Technically managing an individual’s performance starts with a recruitment plan and ends with an analysis of the exit interview.
Some believe performance management is the performance appraisal form managers complete once a year. Others think of it as using the disciplinary action procedures to document employee shortcomings. Both concepts are terminal uses of authority.
Managing performance is an ongoing process that may require the use of formal power only after communicating expectations, providing information and problem solving fall short. Managers should never feel victorious when using their authority. Indeed, it means that all other measures failed.
Skilled managers are quick to respect others and demonstrate that respect. Managers who help others make things easy and explore barriers jointly, create shared solutions. People are willing to commit to a solution they helped create.

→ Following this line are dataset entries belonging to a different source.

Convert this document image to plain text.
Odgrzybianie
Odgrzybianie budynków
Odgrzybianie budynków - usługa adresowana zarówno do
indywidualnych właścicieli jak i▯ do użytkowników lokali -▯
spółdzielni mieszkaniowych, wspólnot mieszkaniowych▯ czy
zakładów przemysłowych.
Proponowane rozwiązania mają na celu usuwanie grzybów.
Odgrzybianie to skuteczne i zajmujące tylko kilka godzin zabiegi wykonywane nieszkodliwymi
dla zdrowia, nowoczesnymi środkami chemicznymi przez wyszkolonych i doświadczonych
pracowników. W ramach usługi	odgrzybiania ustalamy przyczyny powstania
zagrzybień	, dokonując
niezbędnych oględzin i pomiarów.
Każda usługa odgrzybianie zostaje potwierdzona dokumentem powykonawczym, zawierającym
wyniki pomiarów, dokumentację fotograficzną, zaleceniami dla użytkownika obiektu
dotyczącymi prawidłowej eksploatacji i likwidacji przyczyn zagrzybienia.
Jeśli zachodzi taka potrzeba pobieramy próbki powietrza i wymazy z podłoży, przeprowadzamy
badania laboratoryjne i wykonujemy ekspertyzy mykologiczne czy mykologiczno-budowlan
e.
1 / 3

Managing performance requires having a clear picture of the company’s purpose; an understanding of how everyone’s responsibilities contribute to the company’s success; and the ability to communicate that connection.
Skilled managers are capable of having meaningful conversations with people about their performance and behaviors. These managers learn to recognize when others feel threatened and modify their approach to regain trust and openness. This level of communication frequently brings positive results without disciplinary measures.

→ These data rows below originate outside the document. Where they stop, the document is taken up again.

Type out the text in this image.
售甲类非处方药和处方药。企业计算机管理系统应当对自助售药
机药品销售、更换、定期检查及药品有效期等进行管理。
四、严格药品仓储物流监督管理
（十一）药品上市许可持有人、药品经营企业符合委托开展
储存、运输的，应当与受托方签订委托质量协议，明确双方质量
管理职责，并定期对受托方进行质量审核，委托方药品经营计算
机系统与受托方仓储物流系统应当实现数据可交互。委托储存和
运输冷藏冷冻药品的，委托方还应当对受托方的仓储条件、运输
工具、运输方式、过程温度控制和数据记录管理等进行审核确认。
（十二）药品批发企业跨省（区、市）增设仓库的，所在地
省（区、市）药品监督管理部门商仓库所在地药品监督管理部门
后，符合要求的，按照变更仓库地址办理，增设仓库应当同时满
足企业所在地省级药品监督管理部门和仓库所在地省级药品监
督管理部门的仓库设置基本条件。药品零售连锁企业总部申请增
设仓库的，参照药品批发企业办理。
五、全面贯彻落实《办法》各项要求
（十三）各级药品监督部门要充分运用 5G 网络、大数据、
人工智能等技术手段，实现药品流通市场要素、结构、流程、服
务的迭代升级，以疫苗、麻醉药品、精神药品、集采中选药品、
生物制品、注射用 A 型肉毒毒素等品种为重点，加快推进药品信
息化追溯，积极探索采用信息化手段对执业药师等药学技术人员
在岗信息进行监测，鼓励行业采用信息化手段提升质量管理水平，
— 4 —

People who manage others need to be aware of the fundamental attribution error. People have a tendency to blame the person for things that go wrong and attribute things people do correctly to external factors. However, when an individual does something wrong, the individual blames external factors; when things go right, credit themselves.
People who manage others need to be aware that the person making the mistake may point the finger at the external factors, including management. Understanding this theory helps managers build trust by seeing through the eyes of the employee who made the error. It allows the manager to work together with the employee to identify the external factors that contributed to the error and create a shared solution.
The next step is to confirm a commitment from the employee. If a commitment doesn’t come readily, ask why and explore obstacles. This may seem to be a long process to get an employee to perform. It’s a partnership with the employee that illustrates how the employee’s performance contributes to a mutual goal; the company’s success.
Doling out discipline may fix today’s issue quicker, but it creates resistance.